Le crabe bleu
Un nouvel habitant invasif confirmé
Le Gipreb a mis en place un programme de pêche pour suivre et tenter de réguler les populations de crabes bleus dans l’étang de Berre. Ces pêches, financées par un Fonds Vert, se font en collaboration avec des pêcheurs volontaires sur un total de 40 actions de pêche.
Il est immédiatement reconnaissable au joli bleu de ses pattes et de ses pinces, et si vous avez un doute en le voyant, son comportement vif et agressif vous laissera peu de temps pour le contempler !

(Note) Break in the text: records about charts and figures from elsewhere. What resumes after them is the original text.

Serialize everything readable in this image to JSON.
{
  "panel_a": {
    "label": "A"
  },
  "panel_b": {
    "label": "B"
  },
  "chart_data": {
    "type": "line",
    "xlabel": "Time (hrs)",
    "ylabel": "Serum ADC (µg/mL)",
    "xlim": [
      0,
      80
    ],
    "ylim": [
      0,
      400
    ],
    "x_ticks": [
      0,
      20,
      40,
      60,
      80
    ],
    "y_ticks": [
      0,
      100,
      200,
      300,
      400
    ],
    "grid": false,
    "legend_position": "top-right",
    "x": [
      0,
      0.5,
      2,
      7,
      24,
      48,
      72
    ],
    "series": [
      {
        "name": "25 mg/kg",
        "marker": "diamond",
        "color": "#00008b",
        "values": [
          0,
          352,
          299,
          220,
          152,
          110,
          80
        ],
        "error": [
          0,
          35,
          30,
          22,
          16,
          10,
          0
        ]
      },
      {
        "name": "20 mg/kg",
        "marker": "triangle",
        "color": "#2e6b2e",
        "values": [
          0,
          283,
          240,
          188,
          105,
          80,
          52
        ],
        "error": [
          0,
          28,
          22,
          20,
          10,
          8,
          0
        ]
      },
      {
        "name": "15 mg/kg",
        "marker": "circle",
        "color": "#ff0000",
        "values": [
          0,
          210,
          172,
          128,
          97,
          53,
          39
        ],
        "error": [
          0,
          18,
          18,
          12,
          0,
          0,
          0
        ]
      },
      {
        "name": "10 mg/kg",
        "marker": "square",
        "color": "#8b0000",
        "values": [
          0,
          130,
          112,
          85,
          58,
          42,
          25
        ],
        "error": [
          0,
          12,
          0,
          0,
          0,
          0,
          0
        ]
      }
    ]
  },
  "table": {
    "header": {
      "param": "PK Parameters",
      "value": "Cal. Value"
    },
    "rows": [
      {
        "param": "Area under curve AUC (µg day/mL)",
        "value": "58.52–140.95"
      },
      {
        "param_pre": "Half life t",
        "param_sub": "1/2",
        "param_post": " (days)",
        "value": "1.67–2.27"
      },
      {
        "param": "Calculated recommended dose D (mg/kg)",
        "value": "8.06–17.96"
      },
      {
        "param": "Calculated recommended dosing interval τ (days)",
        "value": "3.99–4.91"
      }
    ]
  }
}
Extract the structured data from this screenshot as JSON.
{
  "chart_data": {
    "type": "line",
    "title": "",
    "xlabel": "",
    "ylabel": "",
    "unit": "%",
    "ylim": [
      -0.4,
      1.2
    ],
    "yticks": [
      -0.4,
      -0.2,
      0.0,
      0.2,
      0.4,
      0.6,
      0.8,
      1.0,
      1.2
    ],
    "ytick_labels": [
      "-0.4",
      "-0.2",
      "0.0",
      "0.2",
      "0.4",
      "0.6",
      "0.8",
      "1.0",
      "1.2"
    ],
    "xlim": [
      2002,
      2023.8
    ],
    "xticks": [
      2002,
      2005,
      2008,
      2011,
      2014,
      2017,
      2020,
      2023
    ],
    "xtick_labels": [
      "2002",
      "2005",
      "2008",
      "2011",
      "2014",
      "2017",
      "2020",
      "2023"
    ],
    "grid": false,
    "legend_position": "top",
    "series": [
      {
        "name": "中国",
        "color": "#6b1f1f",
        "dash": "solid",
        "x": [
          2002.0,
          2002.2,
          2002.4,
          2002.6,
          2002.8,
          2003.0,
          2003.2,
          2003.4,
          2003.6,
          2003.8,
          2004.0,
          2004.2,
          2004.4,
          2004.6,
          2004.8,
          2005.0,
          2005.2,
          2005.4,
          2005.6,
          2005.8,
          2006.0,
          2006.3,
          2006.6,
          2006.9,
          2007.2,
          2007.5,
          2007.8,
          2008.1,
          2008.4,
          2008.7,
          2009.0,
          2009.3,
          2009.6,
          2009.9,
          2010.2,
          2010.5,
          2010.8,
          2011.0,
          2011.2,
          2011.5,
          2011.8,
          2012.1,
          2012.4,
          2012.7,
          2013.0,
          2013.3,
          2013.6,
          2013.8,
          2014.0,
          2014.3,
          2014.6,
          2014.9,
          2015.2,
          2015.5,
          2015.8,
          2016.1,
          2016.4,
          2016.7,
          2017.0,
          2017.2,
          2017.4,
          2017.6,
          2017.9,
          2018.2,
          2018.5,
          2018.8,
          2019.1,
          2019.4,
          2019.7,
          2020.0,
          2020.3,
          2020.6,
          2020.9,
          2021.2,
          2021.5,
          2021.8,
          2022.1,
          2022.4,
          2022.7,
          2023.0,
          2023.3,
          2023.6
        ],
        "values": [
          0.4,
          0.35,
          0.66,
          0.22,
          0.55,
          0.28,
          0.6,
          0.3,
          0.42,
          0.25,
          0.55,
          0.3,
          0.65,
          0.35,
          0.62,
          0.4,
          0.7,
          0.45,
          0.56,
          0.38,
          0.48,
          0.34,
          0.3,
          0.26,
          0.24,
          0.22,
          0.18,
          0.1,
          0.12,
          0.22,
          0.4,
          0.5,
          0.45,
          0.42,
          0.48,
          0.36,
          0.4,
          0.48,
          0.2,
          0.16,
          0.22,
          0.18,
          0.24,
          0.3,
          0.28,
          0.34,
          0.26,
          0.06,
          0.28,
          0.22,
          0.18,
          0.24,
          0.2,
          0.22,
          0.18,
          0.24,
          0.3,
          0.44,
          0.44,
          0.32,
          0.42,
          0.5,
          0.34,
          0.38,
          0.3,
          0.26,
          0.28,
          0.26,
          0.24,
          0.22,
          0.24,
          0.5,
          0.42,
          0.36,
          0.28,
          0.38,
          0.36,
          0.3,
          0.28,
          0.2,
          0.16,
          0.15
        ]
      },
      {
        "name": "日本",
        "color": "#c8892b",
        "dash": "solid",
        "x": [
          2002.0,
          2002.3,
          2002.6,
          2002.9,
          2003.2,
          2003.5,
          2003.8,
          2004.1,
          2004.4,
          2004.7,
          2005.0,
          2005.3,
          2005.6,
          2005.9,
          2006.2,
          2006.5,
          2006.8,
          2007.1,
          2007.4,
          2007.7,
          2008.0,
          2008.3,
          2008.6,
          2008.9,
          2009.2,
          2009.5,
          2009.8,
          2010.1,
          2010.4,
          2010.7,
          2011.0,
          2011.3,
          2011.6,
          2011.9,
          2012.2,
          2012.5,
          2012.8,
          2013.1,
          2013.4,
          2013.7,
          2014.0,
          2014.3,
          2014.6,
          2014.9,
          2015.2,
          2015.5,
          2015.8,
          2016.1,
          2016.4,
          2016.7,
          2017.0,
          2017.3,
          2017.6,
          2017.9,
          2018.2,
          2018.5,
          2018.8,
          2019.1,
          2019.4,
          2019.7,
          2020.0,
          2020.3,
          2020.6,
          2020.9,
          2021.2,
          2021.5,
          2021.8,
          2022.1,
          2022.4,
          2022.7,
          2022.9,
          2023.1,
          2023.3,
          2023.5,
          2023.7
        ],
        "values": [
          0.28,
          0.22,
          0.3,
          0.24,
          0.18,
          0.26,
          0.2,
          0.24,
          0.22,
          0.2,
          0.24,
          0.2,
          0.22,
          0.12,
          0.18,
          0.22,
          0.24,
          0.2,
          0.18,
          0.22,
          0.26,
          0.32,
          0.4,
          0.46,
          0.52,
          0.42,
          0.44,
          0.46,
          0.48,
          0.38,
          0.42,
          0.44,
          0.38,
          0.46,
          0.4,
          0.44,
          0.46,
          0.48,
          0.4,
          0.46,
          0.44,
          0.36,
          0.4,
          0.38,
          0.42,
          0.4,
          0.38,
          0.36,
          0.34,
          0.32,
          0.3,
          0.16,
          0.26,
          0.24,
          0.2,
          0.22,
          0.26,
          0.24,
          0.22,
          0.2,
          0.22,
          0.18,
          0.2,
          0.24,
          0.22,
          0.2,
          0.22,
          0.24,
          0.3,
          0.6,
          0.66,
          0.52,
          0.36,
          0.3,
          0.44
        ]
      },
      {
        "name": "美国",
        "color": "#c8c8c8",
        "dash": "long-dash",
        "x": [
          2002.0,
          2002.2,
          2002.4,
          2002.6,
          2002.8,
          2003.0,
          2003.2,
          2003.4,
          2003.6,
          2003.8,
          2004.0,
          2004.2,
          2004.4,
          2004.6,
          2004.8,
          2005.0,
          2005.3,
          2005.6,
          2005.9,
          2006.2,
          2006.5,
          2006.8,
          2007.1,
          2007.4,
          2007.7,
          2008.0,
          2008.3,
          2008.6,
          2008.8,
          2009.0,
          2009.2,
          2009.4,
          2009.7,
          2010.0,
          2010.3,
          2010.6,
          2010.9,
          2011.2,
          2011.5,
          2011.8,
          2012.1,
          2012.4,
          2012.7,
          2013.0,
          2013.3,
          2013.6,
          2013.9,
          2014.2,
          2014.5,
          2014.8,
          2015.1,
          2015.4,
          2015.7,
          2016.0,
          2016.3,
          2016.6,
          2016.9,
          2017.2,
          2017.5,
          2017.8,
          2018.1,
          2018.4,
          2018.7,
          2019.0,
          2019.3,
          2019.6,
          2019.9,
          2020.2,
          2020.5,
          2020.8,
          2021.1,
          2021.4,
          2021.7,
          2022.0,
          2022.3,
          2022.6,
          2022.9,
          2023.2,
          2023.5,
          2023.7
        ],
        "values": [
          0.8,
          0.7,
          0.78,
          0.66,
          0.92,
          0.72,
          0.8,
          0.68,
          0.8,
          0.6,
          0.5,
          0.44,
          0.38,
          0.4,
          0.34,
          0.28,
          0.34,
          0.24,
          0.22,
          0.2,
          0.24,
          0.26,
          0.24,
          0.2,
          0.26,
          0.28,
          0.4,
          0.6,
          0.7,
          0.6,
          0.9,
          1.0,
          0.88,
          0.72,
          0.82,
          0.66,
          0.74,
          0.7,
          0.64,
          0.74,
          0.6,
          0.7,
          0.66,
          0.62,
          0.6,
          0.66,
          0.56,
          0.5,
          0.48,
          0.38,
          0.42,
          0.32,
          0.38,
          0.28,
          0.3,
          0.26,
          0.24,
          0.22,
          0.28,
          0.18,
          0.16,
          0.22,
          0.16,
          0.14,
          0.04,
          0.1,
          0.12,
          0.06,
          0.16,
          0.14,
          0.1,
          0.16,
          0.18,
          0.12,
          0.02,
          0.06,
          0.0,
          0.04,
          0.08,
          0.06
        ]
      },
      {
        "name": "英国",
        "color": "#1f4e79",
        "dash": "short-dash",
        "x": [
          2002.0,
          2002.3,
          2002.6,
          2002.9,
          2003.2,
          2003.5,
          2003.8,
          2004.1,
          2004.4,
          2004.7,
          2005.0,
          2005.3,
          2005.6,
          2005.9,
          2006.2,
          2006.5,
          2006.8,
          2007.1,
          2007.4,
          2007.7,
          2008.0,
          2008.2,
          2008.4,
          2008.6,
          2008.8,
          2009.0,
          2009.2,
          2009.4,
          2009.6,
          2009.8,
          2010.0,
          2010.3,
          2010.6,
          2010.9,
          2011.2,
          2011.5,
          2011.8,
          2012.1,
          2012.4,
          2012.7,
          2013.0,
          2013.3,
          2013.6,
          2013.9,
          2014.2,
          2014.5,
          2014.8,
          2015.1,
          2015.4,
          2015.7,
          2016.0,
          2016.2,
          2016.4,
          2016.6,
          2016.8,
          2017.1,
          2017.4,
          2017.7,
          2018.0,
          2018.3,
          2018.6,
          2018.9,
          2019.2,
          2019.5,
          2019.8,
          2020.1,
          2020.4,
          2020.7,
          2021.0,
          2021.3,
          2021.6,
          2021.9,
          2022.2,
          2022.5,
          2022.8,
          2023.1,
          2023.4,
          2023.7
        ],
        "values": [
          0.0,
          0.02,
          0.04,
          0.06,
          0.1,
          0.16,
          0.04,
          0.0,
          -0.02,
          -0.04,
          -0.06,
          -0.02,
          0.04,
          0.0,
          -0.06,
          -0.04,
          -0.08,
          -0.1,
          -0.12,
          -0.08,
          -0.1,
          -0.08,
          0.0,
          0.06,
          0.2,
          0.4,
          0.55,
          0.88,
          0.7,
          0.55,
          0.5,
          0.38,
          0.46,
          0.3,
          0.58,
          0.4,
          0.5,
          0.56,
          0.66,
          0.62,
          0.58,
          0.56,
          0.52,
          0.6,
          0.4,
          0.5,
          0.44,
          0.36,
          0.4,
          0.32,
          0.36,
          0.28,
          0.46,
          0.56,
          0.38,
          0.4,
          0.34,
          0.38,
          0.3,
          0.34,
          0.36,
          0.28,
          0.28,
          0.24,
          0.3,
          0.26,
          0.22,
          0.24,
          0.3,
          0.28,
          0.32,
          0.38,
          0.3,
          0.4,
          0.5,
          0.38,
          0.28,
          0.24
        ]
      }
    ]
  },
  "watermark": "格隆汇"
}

Callinectes sapidus, c’est son nom de scène, il est sous les projecteurs depuis quelques semaines car il s’est vivement installé en Méditerranée et dans nos lagunes. Arrivé d’Amérique au début du XXème siècle, principalement par les eaux de ballast (utilisé par les grands navires pour équilibrer leur poids et demeurer stables durant leurs voyages, le ballast est un poids supplémentaire ajouté à un bateau lorsqu’il décharge sa cargaison. Sans lui, le navire sortirait de l’eau comme un bouchon et pourrait devenir instable), sa première observation sur les côtes françaises date des années 60… justement dans l’étang de Berre. Depuis il n’avait plus été observé. Une seconde vague de migration a débuté il y a quelques années, probablement à la faveur du changement climatique, et le crabe a rapidement colonisé les lagunes depuis la Tunisie, la côte italienne, la Corse et le Languedoc. L’étang de Berre, jusque-là épargné, a connu un pic en septembre 2023 puis une confirmation de l’explosion des populations cet été. Comme la plupart des espèces invasives, il n’a pas de prédateur dans les sites où il s’installe et possède de grandes capacités de reproduction, la femelle crabe pouvant pondre 2 à 3 millions d’œufs.
Le crabe bleu peut vivre en eau douce, en eau saumâtre (eau dont la teneur en sel est inférieure à celle de l’eau de mer, comme celle de l’étang de Berre), ou en mer, parcourir jusqu’à 15 km en alternant nage et marche. Il s’adapte et mange de tout : coquillages, poissons, algues, et même d’autres crabes bleus plus petits que lui. En position d’attaque, l’envergure de ses pinces peut atteindre jusqu’à 40 cm de largeur! C’est un prédateur opportuniste vorace, qui s’attaque aux poissons coincés dans les filets des pêcheurs, s’y retrouve à son tour emmaillé et les sectionne alors pour tenter de s’en échapper. Ces impacts sont considérables sur la pêche et le fonctionnement de l’écosystème.
Mais revenons sur son nom scientifique : Callinectes, Calli vient du grec [kallion] = qui signifie beau, joli et du grec nectes [nect-] = nager, donc signife “joli crabe nageur”. Pour le nom d’espèce, sapidus est un mot latin qui signifie qui a du goût, de la saveur. Vous l’aurez compris : ce crabe est très bon à manger, et peut devenir une ressource si sa pêche se développe et si l’activité est exploitée !
En octobre 2019, nous avions publié une information sur le crabe bleu, vous invitant à nous le signaler en cas d’observation. Si aujourd’hui il est au cœur de l’actualité, l’équipe scientifique du Gipreb, elle, mène son étude et des expérimentations depuis plusieurs mois…
Au printemps 2024, le Gipreb a mis en place un programme de pêche pour suivre et tenter de réguler les populations de crabes bleus dans l’étang de Berre. Ces pêches, financées par un “Fonds Vert“, se font en collaboration avec des pêcheurs volontaires qui sont rémunérés sur 40 actions de pêches au total. Dispositif créé en 2023 et porté par le Ministère de la Transition écologique et de la Cohésion des territoires, le Fonds d’accélération de la transition écologique dans les territoires, aussi appelé « Fonds vert », aide les collectivités à renforcer leur performance environnementale, adapter leur territoire au changement climatique et améliorer leur cadre de vie.
Les crabes issus des pêches sont remis au Gipreb pour être pesés, mesurés et sexés. Ces résultats sont comparés avec ceux d’autres lagunes méditerranéennes afin de comprendre le fonctionnement des populations au cours de l’année et des variations physico-chimiques du milieu.
En complément des pêches, et toujours grâce au Fonds Vert, 5 crabes vont être marqués d’une balise pour connaître leurs déplacements.